Column | Woe to the ‘professional’ for whom leadership is an end in itself

Sometimes there are those movie scenes that stay with you forever. Now that the Netherlands has to look for new political leaders, including a new prime minister, I keep thinking about the documentary Now things are slowly changing. The film is from 2018, but if you want to know how the elite think about leadership and self-improvement in 2023, it’s best to watch it. I keep thinking of that one student standing next to a large brown horse at a riding school. He wants to get the staff involved in some mission that he wants to propagate. “Hup hoppa”, he calls to the horse, which then starts to trot obediently in circles on a long rope. Every time I describe the scene I burst out laughing. But my business friends often don’t join in the fun. They have also followed the course themselves.

I only know one kind of leadership that I like. And I only know it from newspaper editors. In some cases, the chief of a section is still an old-fashioned primus inter pares. A valued colleague who sees leadership as a kind of conscription, chores. When the leadership is over, they are congratulated by colleagues. Congratulations, it’s done, you can now just tap pieces again.

You also sometimes see this type of leadership in education, and very occasionally in healthcare. But it’s on its way back. The ‘professional’ has broken through everywhere. The professional does not lead because someone has to lead things in the right direction. For the professional, leadership is an end in itself, no matter to whom or what. They all learn to shout ‘hup, hoppa’ to their horses. And when, as in the film, the horse doesn’t play nicely, but starts to buck and prance, they learn to breathe ‘to the toes’. That is always reflected in the film. Modern leaders pay close attention to their breathing.

And they ‘know who they are’. The modern managers go to training institute De Baak, where they can train in personal leadership for 12,000 euros. I heard from a number of former students of this kind of training that they were asked to share family and childhood experiences that would then supposedly shape them as people and as leaders. Bonus points for tears. Everyone is now aware that no scientist has been more overrated and outdated than Sigmund Freud, who for too long has misled our collective that your childhood and your parents would forever play into who you are. But this realization has apparently not yet reached De Baak and the rest of the self-help Netherlands.

Do those kinds of students make better leaders? I doubt it. Every team has such a young ‘professional’, who always passes by, whose leadership you can best sit out for a while. They know how they want to profile themselves and what salary goes with it. They pay attention to how it looks, on social media, or to the upper management, they know how it affects their image. Your team is just a way station. They want to achieve something in a short time, make their mark, enthusiastically start cutting, reorganizing, and everything that brings sadness, creativity and joy is declared a distraction. Hop, hop! Especially those who do not resemble a ruminating herd animal, it is best to keep their heads down for a while and wait for the owner to be promoted because of the results achieved. There’s always a new one coming.
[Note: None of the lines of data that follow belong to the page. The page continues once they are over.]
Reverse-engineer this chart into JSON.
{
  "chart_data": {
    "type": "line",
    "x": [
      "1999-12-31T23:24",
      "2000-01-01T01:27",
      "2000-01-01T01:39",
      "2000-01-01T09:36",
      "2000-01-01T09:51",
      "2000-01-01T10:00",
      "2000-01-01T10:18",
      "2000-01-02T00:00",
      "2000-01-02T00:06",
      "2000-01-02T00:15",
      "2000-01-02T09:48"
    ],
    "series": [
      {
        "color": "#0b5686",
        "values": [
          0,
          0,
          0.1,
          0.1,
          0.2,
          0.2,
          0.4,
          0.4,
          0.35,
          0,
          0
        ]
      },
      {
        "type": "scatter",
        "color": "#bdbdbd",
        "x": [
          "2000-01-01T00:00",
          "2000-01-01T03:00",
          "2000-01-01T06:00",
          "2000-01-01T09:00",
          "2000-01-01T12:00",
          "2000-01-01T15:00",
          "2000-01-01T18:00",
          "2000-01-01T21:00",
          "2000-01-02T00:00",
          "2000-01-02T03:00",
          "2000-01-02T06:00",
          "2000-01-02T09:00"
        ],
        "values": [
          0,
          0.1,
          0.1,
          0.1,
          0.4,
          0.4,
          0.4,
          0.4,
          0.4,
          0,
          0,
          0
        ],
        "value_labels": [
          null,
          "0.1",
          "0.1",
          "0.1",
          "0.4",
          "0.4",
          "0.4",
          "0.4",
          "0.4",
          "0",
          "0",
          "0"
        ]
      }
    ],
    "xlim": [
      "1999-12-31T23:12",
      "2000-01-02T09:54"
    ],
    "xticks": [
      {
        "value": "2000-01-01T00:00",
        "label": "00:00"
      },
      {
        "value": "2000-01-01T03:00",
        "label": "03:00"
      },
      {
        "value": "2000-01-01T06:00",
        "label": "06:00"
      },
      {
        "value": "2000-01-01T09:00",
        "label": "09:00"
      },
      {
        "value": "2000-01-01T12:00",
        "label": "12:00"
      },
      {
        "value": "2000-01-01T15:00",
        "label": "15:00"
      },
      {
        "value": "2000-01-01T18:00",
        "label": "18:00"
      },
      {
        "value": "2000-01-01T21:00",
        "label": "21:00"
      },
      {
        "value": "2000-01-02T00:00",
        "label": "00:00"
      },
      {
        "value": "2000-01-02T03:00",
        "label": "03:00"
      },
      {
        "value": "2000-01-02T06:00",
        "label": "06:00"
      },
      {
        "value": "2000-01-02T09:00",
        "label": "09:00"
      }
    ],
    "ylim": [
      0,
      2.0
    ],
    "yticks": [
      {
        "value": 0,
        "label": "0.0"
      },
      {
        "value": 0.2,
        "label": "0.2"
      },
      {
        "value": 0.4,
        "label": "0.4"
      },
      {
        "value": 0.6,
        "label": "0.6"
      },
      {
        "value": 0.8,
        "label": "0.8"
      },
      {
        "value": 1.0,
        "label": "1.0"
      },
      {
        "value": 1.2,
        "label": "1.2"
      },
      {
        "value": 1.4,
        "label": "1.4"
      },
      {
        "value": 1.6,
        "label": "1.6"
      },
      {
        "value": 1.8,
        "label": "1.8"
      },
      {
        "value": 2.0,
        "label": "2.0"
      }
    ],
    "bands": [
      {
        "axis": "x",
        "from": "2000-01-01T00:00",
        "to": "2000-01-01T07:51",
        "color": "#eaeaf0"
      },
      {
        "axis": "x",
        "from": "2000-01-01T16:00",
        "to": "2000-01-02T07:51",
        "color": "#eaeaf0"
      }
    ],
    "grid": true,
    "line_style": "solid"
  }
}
Everyone knows the leaders who are especially adept at implementing any “mission” that descends upon them from above. Instead of protecting the team like a lion against a dozen extra tasks and fewer colleagues who are always involved in the plans, they will ‘roll out’ the boss’s plans over their team as efficiently as possible. Taking the horses into the vision of the future. Hop hoppa! And when their own good people get stress complaints, they have a masseur come for a part of the day, or they offer to pay for a yoga course instead of reducing the workload. You just have to breathe to your toes, that brings peace, they know. They learned that at the riding school.

In the coming months we will have to look for new leaders in the Netherlands. And I don’t know about you, but I don’t want a professional at all costs. There are also plenty of them in The Hague. Who are suspiciously busy with profiling, stamping and how it all looks on social media. I want a leader who does chores, a fellow Dutchman who fulfills his national service, for whom being prime minister is not an end in itself. After all, we are not horses.

Rosanne Hertzberger is a microbiologist.